Monday, February 2, 2009


Harvested 30 pounds of fruit from the sunny side of one of our two mandarin trees.  It was not even a quarter of the potential harvest of the tree.  The rest of the fruit still need some ripening.  You can feel whether they are ripe enough to pick as you touch them on this tree.  Sunny side has the highest vitamin C amount per fruit throughout the harvest and ripen first.

30 pounds of fruit yield about a pint over 5 quarts of juice when processed through a Champion juicer.  The fruit peels easily.  Took about two hours to process and juice.  The other tree is not so forthcoming in ease of peeling even though it is supposedly identical.

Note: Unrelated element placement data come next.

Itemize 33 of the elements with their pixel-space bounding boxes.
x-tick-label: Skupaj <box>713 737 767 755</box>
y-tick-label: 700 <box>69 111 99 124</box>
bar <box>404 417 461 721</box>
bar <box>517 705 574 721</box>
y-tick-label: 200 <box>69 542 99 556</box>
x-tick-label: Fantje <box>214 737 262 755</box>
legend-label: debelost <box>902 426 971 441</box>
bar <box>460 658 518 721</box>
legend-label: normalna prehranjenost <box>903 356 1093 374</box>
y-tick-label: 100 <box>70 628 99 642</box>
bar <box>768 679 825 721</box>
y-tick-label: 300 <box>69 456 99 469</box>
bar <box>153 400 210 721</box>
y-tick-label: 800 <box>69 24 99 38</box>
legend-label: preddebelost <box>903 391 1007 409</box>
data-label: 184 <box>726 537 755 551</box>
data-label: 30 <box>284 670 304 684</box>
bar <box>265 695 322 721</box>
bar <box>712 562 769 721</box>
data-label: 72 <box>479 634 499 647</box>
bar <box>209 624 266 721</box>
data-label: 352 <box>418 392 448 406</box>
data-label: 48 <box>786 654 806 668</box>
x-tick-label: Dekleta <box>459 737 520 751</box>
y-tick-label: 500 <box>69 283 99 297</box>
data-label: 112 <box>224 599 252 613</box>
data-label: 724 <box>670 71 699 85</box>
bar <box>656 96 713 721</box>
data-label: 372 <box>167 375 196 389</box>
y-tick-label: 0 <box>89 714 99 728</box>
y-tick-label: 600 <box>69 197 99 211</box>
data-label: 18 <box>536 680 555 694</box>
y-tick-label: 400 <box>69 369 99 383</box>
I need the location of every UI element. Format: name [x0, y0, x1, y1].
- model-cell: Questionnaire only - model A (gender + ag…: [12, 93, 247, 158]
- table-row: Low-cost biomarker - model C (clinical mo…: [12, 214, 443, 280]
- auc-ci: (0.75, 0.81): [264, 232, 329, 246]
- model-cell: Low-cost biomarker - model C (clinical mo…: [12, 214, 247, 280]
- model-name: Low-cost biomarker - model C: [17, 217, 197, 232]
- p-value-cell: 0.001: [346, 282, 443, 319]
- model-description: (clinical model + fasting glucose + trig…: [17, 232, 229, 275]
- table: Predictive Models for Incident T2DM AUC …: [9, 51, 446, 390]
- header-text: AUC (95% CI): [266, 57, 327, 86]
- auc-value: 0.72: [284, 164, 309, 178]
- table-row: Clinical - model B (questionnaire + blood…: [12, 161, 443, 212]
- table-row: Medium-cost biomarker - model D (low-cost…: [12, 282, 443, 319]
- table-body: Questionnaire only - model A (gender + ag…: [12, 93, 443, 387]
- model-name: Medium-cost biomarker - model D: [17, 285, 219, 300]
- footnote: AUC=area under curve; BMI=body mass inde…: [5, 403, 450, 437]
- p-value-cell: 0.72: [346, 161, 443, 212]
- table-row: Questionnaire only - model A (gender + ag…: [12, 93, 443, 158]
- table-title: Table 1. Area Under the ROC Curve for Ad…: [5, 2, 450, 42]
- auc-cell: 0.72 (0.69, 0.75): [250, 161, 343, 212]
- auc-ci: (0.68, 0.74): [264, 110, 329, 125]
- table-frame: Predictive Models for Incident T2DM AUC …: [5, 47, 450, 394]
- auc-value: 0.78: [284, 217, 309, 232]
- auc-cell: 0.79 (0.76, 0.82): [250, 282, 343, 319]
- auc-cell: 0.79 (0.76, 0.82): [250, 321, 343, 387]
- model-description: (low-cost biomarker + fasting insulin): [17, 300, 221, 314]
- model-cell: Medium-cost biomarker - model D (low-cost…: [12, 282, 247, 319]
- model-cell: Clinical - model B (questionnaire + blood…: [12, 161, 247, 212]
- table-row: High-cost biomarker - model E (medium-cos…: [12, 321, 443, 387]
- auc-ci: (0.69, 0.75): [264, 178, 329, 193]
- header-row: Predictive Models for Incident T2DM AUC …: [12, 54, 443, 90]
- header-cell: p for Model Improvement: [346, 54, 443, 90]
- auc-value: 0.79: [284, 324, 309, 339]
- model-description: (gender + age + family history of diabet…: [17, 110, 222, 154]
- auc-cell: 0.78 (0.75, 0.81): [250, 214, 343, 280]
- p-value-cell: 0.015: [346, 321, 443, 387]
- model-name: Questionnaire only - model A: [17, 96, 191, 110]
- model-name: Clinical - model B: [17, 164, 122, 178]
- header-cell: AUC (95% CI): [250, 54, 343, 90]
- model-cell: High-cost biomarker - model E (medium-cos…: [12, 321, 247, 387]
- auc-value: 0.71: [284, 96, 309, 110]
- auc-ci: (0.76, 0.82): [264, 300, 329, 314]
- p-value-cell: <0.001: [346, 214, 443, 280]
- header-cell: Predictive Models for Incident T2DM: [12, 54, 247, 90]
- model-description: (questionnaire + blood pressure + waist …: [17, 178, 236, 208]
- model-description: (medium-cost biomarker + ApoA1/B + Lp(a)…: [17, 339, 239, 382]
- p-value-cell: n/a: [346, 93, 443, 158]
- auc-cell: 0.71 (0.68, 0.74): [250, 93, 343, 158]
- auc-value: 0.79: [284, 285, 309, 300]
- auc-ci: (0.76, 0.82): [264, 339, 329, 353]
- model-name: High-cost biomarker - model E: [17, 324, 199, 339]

One gallon was frozen, one quart put in the fridge, a pint sent to Davis with the daughter on the train.  Good thing it went with her, too, because she has a nasty cold.

Made a "pumpkin" pie with an orange turban squash for the first time.  May be one of the very best of that type of pie I have ever had.  We are definitely growing turban squash somewhere in this packed-to-the-edges-with-comestible-plants yard this year.  Those are the type of squash that look like Cinderella's coach before it was a coach and the mice were not yet horses.  The Australian Blue squash make equally tasty pies and are also "turban" squash but are blue until they turn orange, if you keep them long enough.  These things save for a long time outside under the eaves.  

All the detritus goes back into the yard somewhere; into the soil or to the chickens.  Nothing goes into the trash.

75F today at the ocean.  This is obscenely warm for this time of year and for far to long.  No bud break yet but they are moving on several fruit varieties.  This could be a tragedy in the making for fruit trees.  Apparently, a La Nina effect off the coast is happening.  Makes Sierra skiing ice/mush, with a bit of good snow between those conditions for less than an hour, at best.  Been there in a prior La Nina at unnecessary expense and unsatisfactory experience.  Best to take a trip along the coast, instead.  You'll enjoy it more for it's intrinsic value.

Rain season:

Total rain for the year is at 4 inches.

Watering the yard has not yet been necessary.  Soil is holding moisture, so far.  During the last La Nina we had to water during the winter but we had a much different plant structure then.  It was mostly annuals.  Now it is almost exclusively perennials with the few annuals being mulched.

We received 1.5 inches during the last storm.  Average annual rainfall is 30 inches per year with all but an inch of that occuring between October through April.  We are over half way through that period with roughly about 1/8 of the usual total rainfall or 1/4 of the usual rainfall to date.  Yikes.


zephyr said...


I enjoyed reading your post about bees. I was a 4H beekeeper as a boy in San Diego county. We also raised chickens, pigs, goats, etc., and lots of citrus (mostly lemons).

Given your usual rainfall of about 30 inches I assume that you are north of San Francisco.

Bob Mount said...


Location is just inside Monterey Bay's northern edge. Just received another half inch of rain today.

The bees were a pleasure to have and there will be more this year, assuming a little luck. It's almost time for swarms to move. If you have any swarm catching stories I would be happy to hear them.

Do you currently manage any hives?

zephyr said...

I did catch two swarms with my father. Nothing unusual about them - just a mass of bees in the branches of a tree. Fairly easy to catch them both times. I saw one of the swarms in flight as they gathered in a low tree by our house. That was fun! The other swarm was reported to us by a neighbor, and we went over to retrieve it.

I have not had any bees since I was teenager. My three hives were actually stolen when I was about 14. I also had a small (2 frames) observation hive in my bedroom for a few years. My father made it for me. I still have that equipment.